Options dwindle for Gaza pullout resisters
KFAR MAIMON, Israel - Options were running out today for thousands of Gaza pullout opponents stranded in a shrinking protest camp in southern Israel and blocked by security forces from marching to the coastal strip to reinforce Jewish settlers there.
With the standoff in its third day, conflicting statements from pullout resisters reflected a wide discrepancy between the rhetoric of resolve and the practical fact that security forces, not settlers, were calling the shots.
Settler leaders were urging supporters to start marching toward Gaza, while at the same time acknowledging that flooding Gaza with protesters to tie up evacuation forces wasn't an option.
Twenty thousand soldiers and police mobilized in southern Israel on Monday to prevent pullout opponents from defying a military ban on entering Gaza to reinforce the 8,500 settlers there who have vowed to resist the evacuation next month.
Between 7,000 and 10,000 protesters were camped out in the Kfar Maimon farming village near Gaza this morning after spending two days and two nights in suffocating heat, according to an estimate by Nissim Shaham, commander of the Negev Desert police district.
Settler leaders issued a call for reinforcements today and said the march toward the main settlement bloc of Gush Katif would resume that evening.
"We are on our way to Gush Katif," Pinchas Wallerstein told The Associated Press. "It will take as long as it takes. We don't condone the use of violence against police and soldiers ... but we have patience and we will wait and wait and wait."
Dozens of newcomers walked several miles to bypass police roadblocks set up to prevent protesters from reaching the area.
Eliada Yisrael, 49, reached Kfar Maimon on Tuesday from his settlement home in the Golan Heights, a plateau Israel captured from Syria in the 1967 Mideast war.
"The atmosphere here is good. People have hope," Yisrael said. "We want this to be legitimate without violent confrontations with the security forces, that's our aim."
But the head of the settlers' umbrella group, Bentsi Lieberman, suggested the crowd would continue to thin significantly. "We will certainly leave a core to continue operational moves," Lieberman said. "The rest will leave to re-energize and go to their Sabbath dinners, and await orders from us so we will be able to see what effective measures to take going forward."
There were other signs the protesters were looking for a way out.
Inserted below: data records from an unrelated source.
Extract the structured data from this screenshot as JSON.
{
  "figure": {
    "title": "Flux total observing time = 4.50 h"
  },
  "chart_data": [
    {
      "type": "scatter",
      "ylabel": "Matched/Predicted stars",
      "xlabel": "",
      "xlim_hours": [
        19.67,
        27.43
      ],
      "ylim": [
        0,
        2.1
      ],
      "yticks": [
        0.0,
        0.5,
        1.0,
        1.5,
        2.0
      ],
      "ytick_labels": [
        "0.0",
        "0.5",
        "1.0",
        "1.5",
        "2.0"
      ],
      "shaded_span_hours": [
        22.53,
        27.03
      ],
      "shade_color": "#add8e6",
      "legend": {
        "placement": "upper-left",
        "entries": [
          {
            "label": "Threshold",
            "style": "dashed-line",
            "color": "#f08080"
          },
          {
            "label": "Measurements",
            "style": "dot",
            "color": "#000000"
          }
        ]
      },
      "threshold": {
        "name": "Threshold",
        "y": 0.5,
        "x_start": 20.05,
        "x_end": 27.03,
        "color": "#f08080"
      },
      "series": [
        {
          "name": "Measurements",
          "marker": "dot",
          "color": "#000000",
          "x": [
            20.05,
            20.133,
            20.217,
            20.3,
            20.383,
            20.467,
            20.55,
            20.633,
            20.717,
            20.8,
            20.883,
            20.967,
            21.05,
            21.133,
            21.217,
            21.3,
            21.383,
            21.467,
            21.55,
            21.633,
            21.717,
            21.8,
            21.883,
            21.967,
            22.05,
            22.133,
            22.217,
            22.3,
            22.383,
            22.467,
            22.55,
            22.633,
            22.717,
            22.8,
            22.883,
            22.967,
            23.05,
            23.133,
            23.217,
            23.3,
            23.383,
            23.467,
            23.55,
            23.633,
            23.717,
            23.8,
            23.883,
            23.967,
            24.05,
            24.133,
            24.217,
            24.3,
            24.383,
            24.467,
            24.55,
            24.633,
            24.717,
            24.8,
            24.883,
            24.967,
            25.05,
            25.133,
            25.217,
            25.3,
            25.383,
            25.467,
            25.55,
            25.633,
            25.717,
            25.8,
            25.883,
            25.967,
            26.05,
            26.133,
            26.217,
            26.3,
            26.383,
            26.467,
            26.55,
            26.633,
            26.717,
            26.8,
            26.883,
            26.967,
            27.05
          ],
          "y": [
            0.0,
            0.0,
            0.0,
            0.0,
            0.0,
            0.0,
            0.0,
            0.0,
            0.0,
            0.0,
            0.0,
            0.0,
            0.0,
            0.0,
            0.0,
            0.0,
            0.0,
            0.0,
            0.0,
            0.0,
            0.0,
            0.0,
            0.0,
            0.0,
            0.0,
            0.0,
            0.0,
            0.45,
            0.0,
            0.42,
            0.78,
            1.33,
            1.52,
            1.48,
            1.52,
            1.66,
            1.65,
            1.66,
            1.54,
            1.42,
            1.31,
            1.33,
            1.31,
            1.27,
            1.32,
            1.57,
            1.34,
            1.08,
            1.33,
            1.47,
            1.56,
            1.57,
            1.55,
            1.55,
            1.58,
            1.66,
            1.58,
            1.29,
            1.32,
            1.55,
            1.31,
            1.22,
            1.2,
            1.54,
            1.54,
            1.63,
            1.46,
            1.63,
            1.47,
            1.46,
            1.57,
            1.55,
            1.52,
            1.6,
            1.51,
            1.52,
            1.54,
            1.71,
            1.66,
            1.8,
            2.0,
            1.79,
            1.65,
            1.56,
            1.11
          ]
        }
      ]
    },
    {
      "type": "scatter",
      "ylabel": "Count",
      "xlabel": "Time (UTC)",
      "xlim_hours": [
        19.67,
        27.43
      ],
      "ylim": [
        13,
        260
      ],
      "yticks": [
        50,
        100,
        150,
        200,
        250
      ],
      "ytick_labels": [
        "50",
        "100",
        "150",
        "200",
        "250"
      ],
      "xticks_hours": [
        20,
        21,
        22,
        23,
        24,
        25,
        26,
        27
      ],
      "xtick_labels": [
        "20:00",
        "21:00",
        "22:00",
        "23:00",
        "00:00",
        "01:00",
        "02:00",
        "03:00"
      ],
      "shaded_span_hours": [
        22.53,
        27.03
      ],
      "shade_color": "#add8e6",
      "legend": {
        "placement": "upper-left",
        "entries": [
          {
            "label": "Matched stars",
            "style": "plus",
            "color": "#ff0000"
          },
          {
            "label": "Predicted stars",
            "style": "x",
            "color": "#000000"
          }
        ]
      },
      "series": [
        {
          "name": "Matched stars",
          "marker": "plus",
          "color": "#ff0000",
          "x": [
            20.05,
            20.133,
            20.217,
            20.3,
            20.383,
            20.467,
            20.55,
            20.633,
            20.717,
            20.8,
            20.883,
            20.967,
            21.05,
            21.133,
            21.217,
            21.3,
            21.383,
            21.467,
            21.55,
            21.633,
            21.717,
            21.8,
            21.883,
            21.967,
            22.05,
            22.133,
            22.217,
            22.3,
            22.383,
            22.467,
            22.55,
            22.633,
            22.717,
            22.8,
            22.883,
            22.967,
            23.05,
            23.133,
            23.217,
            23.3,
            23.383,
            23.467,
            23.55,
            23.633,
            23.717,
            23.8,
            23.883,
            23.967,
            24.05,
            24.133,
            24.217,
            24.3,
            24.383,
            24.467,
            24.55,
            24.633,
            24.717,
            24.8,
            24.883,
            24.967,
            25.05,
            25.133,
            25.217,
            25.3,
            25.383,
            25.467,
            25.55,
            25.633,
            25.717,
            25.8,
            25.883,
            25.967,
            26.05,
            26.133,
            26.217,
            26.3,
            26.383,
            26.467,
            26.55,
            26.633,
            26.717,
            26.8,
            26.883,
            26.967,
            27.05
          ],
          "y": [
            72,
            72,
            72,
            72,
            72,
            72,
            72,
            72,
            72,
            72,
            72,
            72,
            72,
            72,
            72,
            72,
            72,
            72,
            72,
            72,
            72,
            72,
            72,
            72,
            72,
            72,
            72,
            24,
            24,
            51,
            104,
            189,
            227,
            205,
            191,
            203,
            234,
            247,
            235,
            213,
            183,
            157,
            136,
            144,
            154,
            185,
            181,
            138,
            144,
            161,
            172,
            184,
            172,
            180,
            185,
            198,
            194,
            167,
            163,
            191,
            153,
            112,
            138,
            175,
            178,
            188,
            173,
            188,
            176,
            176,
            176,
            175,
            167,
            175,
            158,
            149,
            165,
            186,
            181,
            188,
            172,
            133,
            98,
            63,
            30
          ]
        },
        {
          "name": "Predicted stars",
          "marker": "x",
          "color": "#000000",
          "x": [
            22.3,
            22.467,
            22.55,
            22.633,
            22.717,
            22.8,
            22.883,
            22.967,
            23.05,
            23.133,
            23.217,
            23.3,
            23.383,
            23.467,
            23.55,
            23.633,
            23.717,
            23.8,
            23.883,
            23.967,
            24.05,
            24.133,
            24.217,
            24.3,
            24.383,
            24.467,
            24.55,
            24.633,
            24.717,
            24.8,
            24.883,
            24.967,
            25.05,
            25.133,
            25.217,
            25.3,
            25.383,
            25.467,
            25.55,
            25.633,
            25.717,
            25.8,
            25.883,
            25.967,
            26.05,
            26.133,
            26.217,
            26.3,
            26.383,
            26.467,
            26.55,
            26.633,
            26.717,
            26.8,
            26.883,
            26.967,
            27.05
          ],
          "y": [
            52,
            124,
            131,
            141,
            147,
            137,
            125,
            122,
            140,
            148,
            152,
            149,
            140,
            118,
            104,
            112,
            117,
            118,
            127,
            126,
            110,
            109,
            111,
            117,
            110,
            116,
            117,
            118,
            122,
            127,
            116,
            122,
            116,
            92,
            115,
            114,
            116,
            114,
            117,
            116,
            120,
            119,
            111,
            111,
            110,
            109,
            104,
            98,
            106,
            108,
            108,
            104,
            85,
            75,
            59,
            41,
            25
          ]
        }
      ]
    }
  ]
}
Yitzhak Levy, a lawmaker and settler leader, said he had suggested to the protest leadership that they reach an agreement with police to march an additional 5 miles and go home, giving up on the goal of reaching Gaza.
Parliamentary efforts today to derail the evacuation weren't expected to fare well. Lawmakers were scheduled to vote on a proposal to delay the withdrawal, but Prime Minister Ariel Sharon has a clear majority to block the delay.
The upcoming withdrawal has also fueled clashes between Hamas militants and Palestinian leader Mahmoud Abbas' ruling Fatah faction, as the militants vie for control of Gaza ahead of the pullout.